On hitting mile 900 of the trail I noticed several rock piles celebrating that fact. Through shear coincidence this milestone happened to occur right by some scenic cliffs which was a nice bonus as most of the 100 mile marks have been on some nondescript section of the trail. Next up, one thousand miles!
While the climb up to Hightop was the biggest of the day, as the trail continued on there were a good number of sections where you would gain and then loose 500 to 1k feet of elevation. Don’t let anyone fool you that the Shenandoah section is all flat. It was hard to stay motivated but the allure of a good dinner kept me focused. As the afternoon started to turn into evening I ended up having several bear encounters. Most of them involved a bear crashing through the woods to run away the second they became aware of my presence. You know the saying, “You don’t have to outrun the bear, you just have to outrun your friends”? Well you better have some slow friends because those bears are fast! There was one bear though that was lazily sitting on the trail and didn’t seem to mind me. I probably spent a good fifteen minutes watching and talking to him before he wandered off. Yes I talk to the bears so they know where I am since their eyesight isn’t the best. Hey, it makes me feel more safe anyways!
I arrived at the campsite around 7:30 with a whole half hour to spare … or so I thought. It turns our this camp store closed at 6. The bathroom was open though, but I didn’t have any quarters for the shower. Luckily I eventually found someone passing by who could make change so all was ok with the world. As I was leaving the bathroom a ranger was hanging out looking at my pack. I’ll admit my first thought was, “Crap, I’ve been busted!”, even though I don’t think I was doing anything wrong. In my defense, as a dirty hiker I’m pretty sure I’m breaking some rule or law every time I’m near civilization. It turns out though that he just wanted to help. The ranger had hiked the AT back in the 80’s, (trail name “Marathon Man”), so he knew what it was like and reopened the store for me. I picked up some microwaveable sausage biscuits for dinner and a few snacks for the trail and when I went to pay for them he waved me off and said they were on the house. Talking to a couple other hikers later he apperantly does this a lot. At the time though I was absolutely floored. I had been amazed with him just opening the store in the first place! I talked to him for a while and he had a bunch of good stories. Supposedly the campground used to be at the 900 mile mark before new sections were added to the trail and he still considered that to be the case regardless of what the guidebooks said. I’m not going to argue with him! Also there is usually a surprising number of through hikers who show up in July. The reason that’s weird is by that point it’s almost impossible to finish before weather makes scaling Katahdin illegal, and very possibly fatal.

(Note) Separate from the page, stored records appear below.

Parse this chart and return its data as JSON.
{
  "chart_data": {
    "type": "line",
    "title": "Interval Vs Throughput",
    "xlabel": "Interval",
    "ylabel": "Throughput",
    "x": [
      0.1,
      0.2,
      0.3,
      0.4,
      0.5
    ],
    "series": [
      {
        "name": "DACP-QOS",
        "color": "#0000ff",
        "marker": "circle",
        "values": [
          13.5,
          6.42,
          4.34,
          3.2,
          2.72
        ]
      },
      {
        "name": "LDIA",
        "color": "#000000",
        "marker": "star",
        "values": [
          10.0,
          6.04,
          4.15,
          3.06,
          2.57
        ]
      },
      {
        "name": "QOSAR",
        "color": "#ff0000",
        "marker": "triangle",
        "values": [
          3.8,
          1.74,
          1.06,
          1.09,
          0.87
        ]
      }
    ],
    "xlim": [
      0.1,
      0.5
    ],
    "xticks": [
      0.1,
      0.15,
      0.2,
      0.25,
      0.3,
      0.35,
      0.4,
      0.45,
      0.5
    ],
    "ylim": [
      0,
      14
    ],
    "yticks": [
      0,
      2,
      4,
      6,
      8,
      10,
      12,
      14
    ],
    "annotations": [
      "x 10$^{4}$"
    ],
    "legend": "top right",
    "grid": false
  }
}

As the night wore on the ranger offered me the opportunity to stay in the bunk house for free. As he put it, they weren’t going to be able to rent it that night and it’s not like they have to change the sheets. So I saw bears during the day, had a shower, and was able to sleep that night with a full belly in a warm bed. It was a good day! It was also a turning point for my time in Virginia as that was when the Virginia Blues really started to melt away. Thank you Marathon Man!